What do you do when you go see KISS?
I think you - and KISS - know the answer to that one. And you may shout it out loud if you want. You want to forget your lot in life and enjoy this KISS life. You want to scream along to Godzilla bass lines, air-raid guitar licks, and July Fourth indoor fireworks. You want to be part of the endless party. You want to see - feel - fire in a crowded theater.

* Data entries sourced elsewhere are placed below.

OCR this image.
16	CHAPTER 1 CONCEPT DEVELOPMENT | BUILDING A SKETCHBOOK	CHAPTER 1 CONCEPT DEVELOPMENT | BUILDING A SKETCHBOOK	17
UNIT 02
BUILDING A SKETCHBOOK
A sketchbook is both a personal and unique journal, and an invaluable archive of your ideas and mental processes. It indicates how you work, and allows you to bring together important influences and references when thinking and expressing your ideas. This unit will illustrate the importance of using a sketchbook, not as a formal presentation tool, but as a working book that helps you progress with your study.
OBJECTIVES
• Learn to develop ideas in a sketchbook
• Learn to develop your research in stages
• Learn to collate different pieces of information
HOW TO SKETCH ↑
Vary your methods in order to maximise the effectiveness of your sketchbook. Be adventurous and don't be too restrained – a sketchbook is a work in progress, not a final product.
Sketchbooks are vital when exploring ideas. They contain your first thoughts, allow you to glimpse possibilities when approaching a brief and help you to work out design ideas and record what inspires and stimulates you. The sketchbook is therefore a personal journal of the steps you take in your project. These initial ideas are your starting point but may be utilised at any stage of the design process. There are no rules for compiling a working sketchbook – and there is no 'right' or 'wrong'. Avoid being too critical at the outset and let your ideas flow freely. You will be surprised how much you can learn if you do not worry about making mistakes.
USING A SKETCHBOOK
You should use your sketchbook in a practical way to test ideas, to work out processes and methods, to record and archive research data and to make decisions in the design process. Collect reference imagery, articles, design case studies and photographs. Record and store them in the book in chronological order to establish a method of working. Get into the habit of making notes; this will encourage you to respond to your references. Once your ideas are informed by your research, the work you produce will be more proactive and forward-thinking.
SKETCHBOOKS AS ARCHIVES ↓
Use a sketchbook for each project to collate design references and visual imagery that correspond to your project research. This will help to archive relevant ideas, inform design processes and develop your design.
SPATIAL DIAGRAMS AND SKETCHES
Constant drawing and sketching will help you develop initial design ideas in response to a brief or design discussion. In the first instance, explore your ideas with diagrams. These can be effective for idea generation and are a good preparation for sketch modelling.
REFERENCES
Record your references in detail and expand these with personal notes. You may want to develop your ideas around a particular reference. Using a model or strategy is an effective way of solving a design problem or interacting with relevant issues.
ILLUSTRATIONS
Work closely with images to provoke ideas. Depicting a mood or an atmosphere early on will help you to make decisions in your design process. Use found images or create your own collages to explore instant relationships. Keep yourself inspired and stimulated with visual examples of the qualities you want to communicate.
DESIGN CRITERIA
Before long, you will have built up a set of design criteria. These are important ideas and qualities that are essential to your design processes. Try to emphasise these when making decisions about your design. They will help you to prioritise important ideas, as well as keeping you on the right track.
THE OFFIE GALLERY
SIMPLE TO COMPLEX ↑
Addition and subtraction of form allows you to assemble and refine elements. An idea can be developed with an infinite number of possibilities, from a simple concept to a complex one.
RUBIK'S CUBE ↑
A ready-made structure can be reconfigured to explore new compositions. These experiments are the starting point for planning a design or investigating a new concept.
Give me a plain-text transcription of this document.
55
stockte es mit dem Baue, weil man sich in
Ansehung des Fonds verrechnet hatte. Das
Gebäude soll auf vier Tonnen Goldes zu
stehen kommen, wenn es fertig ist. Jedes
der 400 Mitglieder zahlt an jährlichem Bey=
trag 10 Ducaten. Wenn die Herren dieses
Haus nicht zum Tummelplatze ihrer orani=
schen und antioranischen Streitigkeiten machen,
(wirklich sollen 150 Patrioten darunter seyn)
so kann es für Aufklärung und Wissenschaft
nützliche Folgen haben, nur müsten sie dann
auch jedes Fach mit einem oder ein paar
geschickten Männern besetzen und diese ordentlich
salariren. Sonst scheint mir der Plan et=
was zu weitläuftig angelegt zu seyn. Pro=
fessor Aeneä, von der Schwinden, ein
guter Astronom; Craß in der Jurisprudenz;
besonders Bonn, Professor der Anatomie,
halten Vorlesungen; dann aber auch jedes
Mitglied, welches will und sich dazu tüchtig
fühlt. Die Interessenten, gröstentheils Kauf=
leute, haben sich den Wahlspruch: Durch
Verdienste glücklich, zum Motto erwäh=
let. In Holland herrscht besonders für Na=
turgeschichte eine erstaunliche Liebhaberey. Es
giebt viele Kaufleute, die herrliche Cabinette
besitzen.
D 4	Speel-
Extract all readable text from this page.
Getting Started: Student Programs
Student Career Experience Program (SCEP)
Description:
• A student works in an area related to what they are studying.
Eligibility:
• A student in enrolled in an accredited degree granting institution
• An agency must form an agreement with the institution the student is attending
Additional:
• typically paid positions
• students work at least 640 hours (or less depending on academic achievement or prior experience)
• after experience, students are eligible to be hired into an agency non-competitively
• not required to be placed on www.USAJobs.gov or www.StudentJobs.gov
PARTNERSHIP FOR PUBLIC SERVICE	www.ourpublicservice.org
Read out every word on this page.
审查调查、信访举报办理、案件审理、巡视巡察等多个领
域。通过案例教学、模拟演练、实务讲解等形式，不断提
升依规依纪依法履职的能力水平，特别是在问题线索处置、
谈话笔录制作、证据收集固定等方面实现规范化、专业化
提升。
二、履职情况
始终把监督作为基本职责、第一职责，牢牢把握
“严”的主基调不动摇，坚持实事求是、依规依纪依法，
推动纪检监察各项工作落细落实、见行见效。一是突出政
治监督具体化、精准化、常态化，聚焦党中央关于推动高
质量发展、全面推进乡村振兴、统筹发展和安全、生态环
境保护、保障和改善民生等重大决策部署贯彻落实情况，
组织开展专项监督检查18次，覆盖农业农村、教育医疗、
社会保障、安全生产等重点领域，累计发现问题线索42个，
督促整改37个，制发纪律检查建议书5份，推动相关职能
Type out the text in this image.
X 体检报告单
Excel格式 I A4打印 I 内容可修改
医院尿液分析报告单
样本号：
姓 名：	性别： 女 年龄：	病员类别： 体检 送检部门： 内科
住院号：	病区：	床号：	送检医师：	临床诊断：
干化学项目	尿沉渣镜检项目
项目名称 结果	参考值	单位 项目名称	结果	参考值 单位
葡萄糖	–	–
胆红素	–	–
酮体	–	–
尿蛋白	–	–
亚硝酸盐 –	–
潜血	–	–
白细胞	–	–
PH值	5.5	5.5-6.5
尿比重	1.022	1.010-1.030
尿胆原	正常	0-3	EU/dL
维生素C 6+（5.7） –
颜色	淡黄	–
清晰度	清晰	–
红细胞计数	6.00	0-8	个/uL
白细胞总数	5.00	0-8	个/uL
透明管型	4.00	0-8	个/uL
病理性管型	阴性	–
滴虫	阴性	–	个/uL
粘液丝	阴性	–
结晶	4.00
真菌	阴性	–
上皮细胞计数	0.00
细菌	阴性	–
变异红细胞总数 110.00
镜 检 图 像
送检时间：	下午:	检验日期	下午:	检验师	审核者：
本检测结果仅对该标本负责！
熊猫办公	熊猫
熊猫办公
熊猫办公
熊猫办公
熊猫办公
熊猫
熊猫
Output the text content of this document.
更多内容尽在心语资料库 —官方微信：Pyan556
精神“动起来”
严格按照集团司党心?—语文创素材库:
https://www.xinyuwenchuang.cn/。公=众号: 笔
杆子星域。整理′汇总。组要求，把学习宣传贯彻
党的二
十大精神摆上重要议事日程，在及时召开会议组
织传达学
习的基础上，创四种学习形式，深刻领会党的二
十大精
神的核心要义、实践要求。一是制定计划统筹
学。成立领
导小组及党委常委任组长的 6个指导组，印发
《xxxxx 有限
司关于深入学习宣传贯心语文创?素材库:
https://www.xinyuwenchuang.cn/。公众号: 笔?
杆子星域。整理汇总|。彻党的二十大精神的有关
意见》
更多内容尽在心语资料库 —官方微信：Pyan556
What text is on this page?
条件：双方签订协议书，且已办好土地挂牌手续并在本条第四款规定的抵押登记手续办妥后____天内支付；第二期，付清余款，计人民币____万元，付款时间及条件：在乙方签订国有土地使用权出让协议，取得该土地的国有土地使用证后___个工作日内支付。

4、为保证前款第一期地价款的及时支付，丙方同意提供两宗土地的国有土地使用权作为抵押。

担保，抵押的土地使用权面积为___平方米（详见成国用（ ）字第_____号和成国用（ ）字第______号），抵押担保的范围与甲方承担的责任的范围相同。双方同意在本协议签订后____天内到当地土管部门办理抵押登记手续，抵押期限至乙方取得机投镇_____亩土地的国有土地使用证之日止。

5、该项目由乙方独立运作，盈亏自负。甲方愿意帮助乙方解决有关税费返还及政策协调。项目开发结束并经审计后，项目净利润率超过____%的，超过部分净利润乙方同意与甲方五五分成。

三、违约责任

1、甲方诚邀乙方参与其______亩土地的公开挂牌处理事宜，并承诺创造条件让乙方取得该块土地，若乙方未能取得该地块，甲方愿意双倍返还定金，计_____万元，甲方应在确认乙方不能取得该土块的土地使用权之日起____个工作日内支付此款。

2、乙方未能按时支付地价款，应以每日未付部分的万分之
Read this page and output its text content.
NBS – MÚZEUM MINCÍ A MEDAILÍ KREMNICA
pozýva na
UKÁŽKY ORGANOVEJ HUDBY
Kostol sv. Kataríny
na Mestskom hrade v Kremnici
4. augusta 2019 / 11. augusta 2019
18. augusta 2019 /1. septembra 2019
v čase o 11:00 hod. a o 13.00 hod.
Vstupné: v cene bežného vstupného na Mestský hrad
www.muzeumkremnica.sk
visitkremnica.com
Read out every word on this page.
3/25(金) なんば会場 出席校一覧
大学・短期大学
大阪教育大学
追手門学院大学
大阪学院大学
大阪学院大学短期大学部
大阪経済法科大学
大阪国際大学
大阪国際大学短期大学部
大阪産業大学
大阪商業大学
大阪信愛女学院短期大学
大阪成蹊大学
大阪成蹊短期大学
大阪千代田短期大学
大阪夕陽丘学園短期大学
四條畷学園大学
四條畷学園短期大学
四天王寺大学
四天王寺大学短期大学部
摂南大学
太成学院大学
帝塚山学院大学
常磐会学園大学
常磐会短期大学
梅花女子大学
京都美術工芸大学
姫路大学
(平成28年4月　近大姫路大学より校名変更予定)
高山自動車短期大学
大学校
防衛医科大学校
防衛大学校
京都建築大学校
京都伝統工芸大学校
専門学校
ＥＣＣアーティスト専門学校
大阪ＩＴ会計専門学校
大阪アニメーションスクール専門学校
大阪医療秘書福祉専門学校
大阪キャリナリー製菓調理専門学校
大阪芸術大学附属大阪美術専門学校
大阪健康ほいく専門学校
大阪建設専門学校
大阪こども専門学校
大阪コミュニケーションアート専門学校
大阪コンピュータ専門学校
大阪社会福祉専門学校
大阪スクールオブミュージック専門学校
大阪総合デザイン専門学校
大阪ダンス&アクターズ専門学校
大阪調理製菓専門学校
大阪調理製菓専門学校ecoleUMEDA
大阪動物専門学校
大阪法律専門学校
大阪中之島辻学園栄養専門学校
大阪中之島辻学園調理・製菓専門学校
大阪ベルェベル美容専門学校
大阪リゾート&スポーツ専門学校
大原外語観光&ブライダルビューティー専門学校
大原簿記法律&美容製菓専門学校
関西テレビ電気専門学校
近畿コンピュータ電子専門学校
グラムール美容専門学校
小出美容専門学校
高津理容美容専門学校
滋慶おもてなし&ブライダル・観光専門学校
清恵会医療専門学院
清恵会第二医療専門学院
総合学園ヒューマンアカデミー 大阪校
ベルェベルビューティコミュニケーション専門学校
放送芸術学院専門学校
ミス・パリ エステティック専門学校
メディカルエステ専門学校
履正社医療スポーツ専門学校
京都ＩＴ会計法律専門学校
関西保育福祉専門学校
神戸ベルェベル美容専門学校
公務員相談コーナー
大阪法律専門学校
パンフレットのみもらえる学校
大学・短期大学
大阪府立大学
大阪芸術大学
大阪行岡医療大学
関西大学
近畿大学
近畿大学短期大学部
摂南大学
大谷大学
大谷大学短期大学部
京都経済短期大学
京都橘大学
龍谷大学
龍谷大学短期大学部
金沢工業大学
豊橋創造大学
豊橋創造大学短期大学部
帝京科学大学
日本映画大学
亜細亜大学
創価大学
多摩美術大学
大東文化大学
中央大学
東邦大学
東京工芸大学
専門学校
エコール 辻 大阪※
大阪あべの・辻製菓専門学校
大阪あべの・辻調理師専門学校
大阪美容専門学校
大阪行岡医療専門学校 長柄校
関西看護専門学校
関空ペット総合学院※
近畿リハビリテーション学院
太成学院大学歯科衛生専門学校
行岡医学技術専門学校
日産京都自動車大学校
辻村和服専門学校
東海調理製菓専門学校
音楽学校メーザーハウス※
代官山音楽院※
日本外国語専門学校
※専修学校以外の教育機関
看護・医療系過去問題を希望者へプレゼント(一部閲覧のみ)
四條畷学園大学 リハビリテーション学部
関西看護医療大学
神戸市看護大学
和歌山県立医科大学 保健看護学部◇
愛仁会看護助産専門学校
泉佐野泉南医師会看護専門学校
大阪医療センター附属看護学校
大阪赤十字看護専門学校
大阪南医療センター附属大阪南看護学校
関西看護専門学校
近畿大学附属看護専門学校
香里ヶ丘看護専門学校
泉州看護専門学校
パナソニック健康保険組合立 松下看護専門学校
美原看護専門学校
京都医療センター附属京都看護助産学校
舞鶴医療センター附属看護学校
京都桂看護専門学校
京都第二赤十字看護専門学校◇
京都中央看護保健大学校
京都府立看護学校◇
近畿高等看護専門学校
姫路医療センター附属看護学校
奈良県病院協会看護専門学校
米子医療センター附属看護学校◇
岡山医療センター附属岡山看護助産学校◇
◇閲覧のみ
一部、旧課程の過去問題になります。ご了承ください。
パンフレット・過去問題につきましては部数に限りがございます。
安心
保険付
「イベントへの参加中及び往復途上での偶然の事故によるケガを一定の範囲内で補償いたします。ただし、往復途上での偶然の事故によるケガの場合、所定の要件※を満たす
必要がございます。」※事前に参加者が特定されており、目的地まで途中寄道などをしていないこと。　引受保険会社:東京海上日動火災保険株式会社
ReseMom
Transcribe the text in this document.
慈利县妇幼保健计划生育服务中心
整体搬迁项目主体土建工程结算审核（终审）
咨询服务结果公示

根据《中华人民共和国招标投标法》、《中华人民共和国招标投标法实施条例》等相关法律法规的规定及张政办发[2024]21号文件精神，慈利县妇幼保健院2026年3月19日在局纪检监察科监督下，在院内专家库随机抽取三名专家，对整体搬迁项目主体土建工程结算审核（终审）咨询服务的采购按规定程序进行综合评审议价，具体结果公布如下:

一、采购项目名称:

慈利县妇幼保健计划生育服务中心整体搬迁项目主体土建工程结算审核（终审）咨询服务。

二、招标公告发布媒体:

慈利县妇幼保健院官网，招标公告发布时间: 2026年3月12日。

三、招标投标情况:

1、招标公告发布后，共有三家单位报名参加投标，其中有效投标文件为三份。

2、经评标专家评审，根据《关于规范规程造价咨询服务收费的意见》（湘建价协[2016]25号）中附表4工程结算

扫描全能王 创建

KISS has always been a spectacular escape valve for mainstream rock fans who like it hard and melodic. It worked like this for KISS in the mid-to-late 1970s, the heyday. It works today because today looks and sounds a whole lot like the heyday. They lost two founding band members (drummer Peter Criss and guitarist Ace Frehley) and the makeup in the 1980s. The music took a dive as well, and KISS fell from the grace of the rock gods. Singer-guitarist Paul Stanley and bassist-singer Gene Simmons got the once-substance-abusing-but-now-clean original guys back in 1996 and put the kabuki/horror make-up back on for a ''last'' tour ... that, lo and behold, began anew at the FleetCenter last night and continues tonight. Last night was sold out; a handful of tickets remains for tonight. Top seats are only $55, just 10 percent more than two years ago. Red Sox tickets went up over 30 percent over a comparable time, and KISS's players are both in shape and intact.
This tour is called ''Psycho Circus'' and the only hitch is that the explosively inclined circus troupe that was to open the show couldn't fit all its gear into the Fleet and was scrapped. (They may rejoin the tour if the logistics can be figured out.) As for KISS, well, there were plenty of loud noises, fireworks, and blinding lights, Criss's elevating drum riser (for a drum solo on a higher plane?), a fly-to-the-rafters Peter Pan-like by the blood-vomiting bat-lizard Simmons during ''God of Thunder,'' and a standup trapeze glide to the small soundboard stage during ''Love Gun'' for Stanley. Frehley's guitar ''smoked,'' ''shot'' sparks, and flew out of his hands into the sky - his playing was that hot! - and dangled in front of our eyes. This is because we had our special 3-D glasses, which lent the effect of the guitar floating just over us. Other things did this too: a skull, a KISS cube, Simmons's face and ever-flicking froglike tongue.
KISS is the McDonald's of rock - that is, the country's once-and-future top touring band - but serves it up like Burger King: your way. You wanted the old KISS klassics and you got 'em: ''Shout It Out Loud,'' ''Deuce,'' ''Firehouse,'' ''Cold Gin,'' ''100,000Years,'' a set-closing, pyro-mad ''Detroit Rock City.'' (We left to meet deadline, missing, it appeared, ''Beth,'' ''Black Diamond'' and ''Rock and Roll All Nite.'') KISS tossed into a couple of new ones, the gloriously over-obvious ''Psycho Circus'' and the dark-shaded ''Within.''
The aforementioned fast-food reference isn't meant to be an elitist poke. I eat there and I bet you do, too. It's cuisine that translates on a mass level. KISS treats those precious few chords like special sauce. There was a delicious irony when Stanley advised fans not to drink and drive prior the old alkie anthem ''Cold Gin'' - ''It's cold gin time again/You know it always is ... The cheapest stuff is all I need.''
A KISS show is a tight show - they start on time, play two hours, and, like stage actors, hit their marks for the cameras and the crowd. They don't always hit the melody lines, but, hey, they come close enough for rock 'n' roll. Last night, the bass mix was too loud, and the overall sound just fair. But the vibe was totally rockin,' totally fun. The headache will disappear.
This story ran on page D10 of the Boston Globe on 11/13/98.